What is impermanent loss, and how do new AMM designs aim to address this?

Impermanent loss occurs when the price of tokens in an AMM pool changes compared to when they were deposited, potentially leading to a loss when providers withdraw their liquidity. New AMM designs aim to minimize this risk by improving capital efficiency and allowing the liquidity to adjust based on market conditions. Interconnected markets and smart use of on-chain data can help prevent such losses by keeping the prices in the pools more aligned with the actual market prices.

How does the Tachyon Math library improve Solana’s AMM mechanisms?

The Tachyon Math library significantly reduces the compute cost required for complex mathematical functions necessary in advanced AMM mechanisms. By doing so, it enables the use of sophisticated equations in market making that would otherwise be too expensive to run on-chain due to high gas fees.

Why might interconnected markets be a game-changer for automated market making?

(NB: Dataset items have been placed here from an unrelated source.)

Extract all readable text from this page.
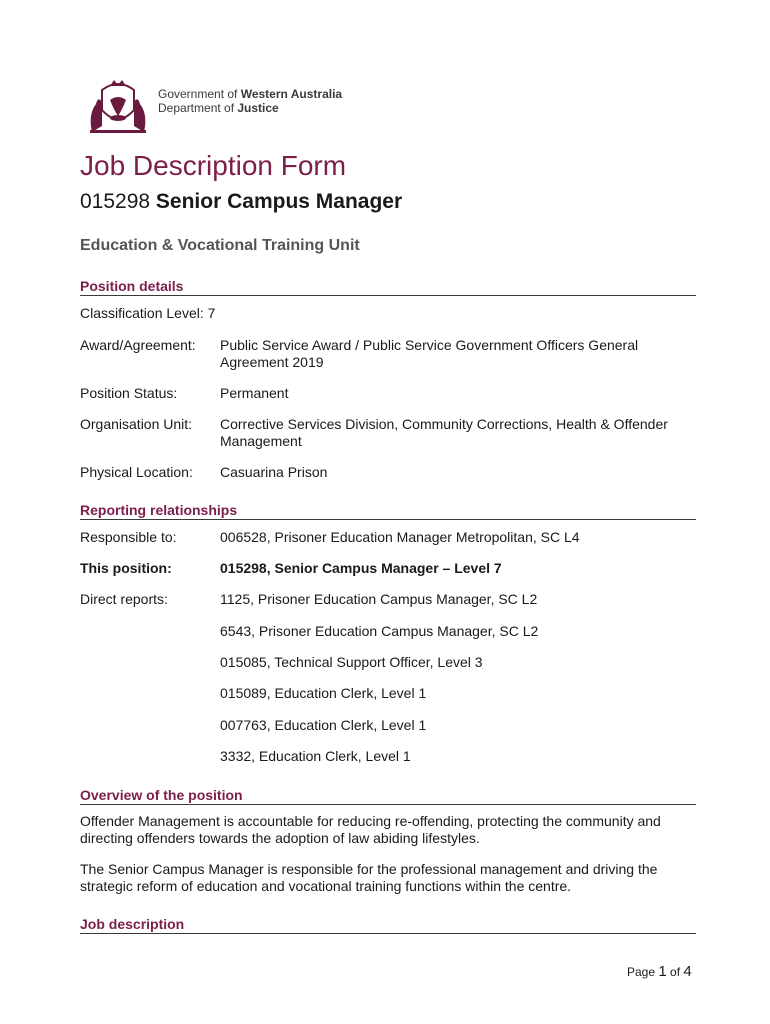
Government of Western Australia
Department of Justice
Job Description Form
015298 Senior Campus Manager
Education & Vocational Training Unit
Position details
Classification Level: 7
Award/Agreement: Public Service Award / Public Service Government Officers General Agreement 2019
Position Status:	Permanent
Organisation Unit: Corrective Services Division, Community Corrections, Health & Offender Management
Physical Location: Casuarina Prison
Reporting relationships
Responsible to:	006528, Prisoner Education Manager Metropolitan, SC L4
This position:	015298, Senior Campus Manager – Level 7
Direct reports:	1125, Prisoner Education Campus Manager, SC L2
6543, Prisoner Education Campus Manager, SC L2
015085, Technical Support Officer, Level 3
015089, Education Clerk, Level 1
007763, Education Clerk, Level 1
3332, Education Clerk, Level 1
Overview of the position

Offender Management is accountable for reducing re-offending, protecting the community and directing offenders towards the adoption of law abiding lifestyles.

The Senior Campus Manager is responsible for the professional management and driving the strategic reform of education and vocational training functions within the centre.

Job description
Page 1 of 4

Interconnected markets facilitate information sharing between different pools, allowing them to update their prices in response to changes in the wider market quickly. This reduces the chance for arbitrage, which occurs when traders exploit price differences between markets to make a profit, causing liquidity providers to potentially incur losses. This strategy could result in more stable markets and fairer outcomes for both liquidity providers and traders.